Pullum, a native of Athens, has worn a cowboy hat his whole life. And whenever he drove, he had to remove his hat—he’s six-feet-seven—and lay it on the dashboard. Which was fine, so long as he never made a turn, or went around a curve,or accelerated, or went over a bump or a railroad track. But if he did any of the above, his hat would slide across the dash, sometimes onto the floor or into his passenger’s lap.
"Everybody I knew had the same problem," Pullum says. (Even those who weren’t six-seven.) "Everybody put their hat on the dash, so they could easily reach it—it’s not a good idea to put it on the seat, to get smashed—but nobody could figure out a way to keep it from sliding.
"And it’s frustrating for a wife or girlfriend to always have to be the official hat catcher."
He also found that whenever he had his dashboard cleaned, if he didn’t wipe off a place before he set down his hat, the hat would get stained. A little over a year ago, Pullum, fed up, went looking for a solution. After much searching, he found a grand total of one hat holder on the market, and this one was hardly satisfactory—it was a wire product that had to be mounted with screws, it was spring-loaded, and, worst of all, instead of preserving the hat it mashed it against the ceiling or window.
"Nobody liked it, but everybody used it because it was the only thing out there," he says.
So Pullum, who’s always been the entrepreneurial sort, took off his cowboy hat and put on his thinking cap. He got some components together, built a prototype hat holder in his garage, used it himself for a day with fabulous success, and then carried it to show to his longtime friend, Limestone County Sheriff Mike Blakely. He asked Blakely to try it himself. He did, and pronounced it a winner.
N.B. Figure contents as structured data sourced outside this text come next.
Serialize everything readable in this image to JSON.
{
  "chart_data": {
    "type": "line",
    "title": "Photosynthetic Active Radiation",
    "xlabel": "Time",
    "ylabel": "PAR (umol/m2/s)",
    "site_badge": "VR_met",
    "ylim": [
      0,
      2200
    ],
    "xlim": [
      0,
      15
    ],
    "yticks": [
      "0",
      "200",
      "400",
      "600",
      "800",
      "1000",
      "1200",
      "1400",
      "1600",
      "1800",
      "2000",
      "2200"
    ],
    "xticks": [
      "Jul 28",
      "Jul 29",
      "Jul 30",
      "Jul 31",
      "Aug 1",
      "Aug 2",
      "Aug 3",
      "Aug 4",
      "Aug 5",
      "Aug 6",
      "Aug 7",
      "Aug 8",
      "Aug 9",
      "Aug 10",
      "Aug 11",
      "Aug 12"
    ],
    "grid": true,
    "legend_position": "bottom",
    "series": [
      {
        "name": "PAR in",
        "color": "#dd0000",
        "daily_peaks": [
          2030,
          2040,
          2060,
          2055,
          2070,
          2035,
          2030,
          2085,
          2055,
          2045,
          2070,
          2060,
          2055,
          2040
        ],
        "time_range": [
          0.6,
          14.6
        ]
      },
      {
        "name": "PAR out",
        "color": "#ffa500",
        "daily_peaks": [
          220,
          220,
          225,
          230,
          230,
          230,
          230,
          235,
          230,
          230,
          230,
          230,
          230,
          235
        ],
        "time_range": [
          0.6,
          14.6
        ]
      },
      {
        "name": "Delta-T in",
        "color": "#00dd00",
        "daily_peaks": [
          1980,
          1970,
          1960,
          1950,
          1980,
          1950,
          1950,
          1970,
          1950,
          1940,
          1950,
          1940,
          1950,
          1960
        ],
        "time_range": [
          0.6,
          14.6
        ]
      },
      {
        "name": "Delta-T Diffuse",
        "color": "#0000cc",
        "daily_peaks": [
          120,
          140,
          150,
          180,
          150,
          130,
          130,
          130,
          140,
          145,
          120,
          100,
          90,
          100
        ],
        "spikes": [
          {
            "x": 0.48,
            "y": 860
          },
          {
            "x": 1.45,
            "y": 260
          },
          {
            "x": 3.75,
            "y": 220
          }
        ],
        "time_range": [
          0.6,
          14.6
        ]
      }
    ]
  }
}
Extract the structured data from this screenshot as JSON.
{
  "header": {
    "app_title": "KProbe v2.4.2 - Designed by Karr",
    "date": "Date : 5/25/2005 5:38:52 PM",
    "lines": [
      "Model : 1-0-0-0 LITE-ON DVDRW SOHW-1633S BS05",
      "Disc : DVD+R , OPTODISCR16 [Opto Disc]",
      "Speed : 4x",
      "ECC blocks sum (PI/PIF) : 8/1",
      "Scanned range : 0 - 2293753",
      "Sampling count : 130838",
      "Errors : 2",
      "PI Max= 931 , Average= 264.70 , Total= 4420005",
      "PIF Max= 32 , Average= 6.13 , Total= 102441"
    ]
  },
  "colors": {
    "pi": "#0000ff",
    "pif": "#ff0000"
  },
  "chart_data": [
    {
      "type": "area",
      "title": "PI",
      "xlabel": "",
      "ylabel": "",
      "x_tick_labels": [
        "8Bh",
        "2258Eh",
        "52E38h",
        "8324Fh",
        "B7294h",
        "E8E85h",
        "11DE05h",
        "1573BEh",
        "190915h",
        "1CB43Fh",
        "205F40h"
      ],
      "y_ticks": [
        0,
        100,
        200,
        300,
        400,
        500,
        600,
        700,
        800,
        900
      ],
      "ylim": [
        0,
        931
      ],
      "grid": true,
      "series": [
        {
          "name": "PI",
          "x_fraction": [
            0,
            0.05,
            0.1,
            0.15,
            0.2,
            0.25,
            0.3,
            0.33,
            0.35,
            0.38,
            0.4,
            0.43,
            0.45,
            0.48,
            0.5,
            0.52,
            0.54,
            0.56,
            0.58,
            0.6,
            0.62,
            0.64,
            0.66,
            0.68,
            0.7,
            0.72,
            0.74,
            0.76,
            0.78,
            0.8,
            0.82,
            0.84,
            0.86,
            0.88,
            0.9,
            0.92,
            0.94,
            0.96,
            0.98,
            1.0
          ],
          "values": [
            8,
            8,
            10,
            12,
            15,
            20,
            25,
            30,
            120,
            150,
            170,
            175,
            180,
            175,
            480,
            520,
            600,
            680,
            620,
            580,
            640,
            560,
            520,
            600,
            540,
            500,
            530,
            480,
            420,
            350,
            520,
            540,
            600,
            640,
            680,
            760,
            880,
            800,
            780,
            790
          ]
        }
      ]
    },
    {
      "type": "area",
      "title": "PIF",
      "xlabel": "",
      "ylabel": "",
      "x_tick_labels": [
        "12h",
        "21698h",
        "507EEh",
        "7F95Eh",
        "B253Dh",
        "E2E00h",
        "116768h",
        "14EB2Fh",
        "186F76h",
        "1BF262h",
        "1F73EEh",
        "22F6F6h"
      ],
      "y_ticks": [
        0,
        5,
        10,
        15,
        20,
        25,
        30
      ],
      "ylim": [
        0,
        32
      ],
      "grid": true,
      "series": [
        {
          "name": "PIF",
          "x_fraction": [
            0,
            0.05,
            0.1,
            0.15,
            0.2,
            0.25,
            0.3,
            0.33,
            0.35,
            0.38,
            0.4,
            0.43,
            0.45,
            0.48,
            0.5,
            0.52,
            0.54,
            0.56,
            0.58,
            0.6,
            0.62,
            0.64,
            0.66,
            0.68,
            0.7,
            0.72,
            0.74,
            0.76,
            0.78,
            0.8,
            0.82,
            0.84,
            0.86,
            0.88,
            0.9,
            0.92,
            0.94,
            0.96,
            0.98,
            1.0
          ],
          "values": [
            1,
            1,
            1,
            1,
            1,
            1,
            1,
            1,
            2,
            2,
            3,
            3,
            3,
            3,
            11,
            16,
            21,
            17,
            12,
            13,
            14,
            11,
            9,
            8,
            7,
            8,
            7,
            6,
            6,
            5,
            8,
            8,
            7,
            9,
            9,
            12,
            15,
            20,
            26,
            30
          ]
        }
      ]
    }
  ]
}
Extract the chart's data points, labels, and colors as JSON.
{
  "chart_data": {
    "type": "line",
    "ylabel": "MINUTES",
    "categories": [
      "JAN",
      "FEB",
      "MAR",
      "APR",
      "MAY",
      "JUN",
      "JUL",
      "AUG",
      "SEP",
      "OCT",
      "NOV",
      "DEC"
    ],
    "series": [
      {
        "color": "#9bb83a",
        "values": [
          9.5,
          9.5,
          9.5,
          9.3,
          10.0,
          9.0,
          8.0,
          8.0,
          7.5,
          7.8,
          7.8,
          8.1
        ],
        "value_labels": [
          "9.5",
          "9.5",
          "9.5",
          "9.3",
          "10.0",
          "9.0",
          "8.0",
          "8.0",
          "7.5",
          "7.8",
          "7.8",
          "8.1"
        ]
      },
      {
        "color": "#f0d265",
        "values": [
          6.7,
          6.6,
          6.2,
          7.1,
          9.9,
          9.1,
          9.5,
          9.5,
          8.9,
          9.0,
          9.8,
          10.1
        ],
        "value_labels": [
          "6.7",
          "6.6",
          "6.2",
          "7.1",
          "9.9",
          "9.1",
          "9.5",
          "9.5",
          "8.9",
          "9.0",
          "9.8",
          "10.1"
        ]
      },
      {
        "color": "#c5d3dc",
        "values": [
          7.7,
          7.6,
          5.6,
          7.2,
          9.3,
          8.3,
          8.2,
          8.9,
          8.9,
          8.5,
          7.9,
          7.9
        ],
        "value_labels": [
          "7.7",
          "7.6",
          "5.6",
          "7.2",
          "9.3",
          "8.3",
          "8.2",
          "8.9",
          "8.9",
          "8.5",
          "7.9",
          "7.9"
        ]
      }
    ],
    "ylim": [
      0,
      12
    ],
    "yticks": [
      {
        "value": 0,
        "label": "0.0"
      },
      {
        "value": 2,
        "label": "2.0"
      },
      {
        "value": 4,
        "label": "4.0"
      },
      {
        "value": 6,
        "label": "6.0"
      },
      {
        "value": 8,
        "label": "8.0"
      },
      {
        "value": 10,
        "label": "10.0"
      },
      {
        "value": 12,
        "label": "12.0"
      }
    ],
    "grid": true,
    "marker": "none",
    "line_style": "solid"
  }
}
"He couldn’t make the hat move," Pullum says. "I figured if it would work for him and his type of driving, it’d work for anybody." Blakely wanted one for all his deputies, and Pullum, with one satisfied customer under his hat, went back to his garage and turned out about 200 more prototypes. He got a patent attorney, but he wasn’t quite happy with his original name, the Mushroom Hat Holder—too psychedelic?--so he and Blakely put their heads together and came up with the name Hat Buddy. And he started putting together the pieces for a full-blown manufacturing process. Getting all the pieces in place was the work of a full year—not something Pullum just pulled out of his hat.
Last summer, Pullum paid a call to Marchel Hice, owner of Hice Sewing, who told him that he was about to lay off his last two employees, and would, in short, be thrilled to have something else to make. (They specialized in medical uniforms.) And Pullum was thrilled at the prospect of being hands-on with the production.
Pullum then began calling on potential customers, traveling to western stores across the country, and his efforts rapidly mushroomed, so to speak. Cavender’s Boot City, a chain out of Texas, was his first corporate account, and Pullum gives a tip of his hat to, among others, Al Luiz, the president of Hatco in Garland, Texas, for not only ordering from him but prodding him to get to market with his invention.
"A lot of things have encouraged me," Pullum says. "We’re in full production now (the plant can turn out 300 Hat Buddies a day), and we’re all over the country with distributors and sales reps. We’re in every U. S. state."
The Hat Buddy (you can see a full demonstration video at HatBuddy.com) is a mobile hat holder (suitable for any kind of hat) that stays firmly in place on any horizontal surface, by means of a polyurethane gel pad that does not leave a residue or film. As rough-riding Sheriff Blakely will attest, "My Hat Buddy keeps my hat in good shape and keeps it right where I put it."
And frustrated hat wearers can now thank Brad Pullum, who took the bull by the horns and refused to keep a good idea under his hat.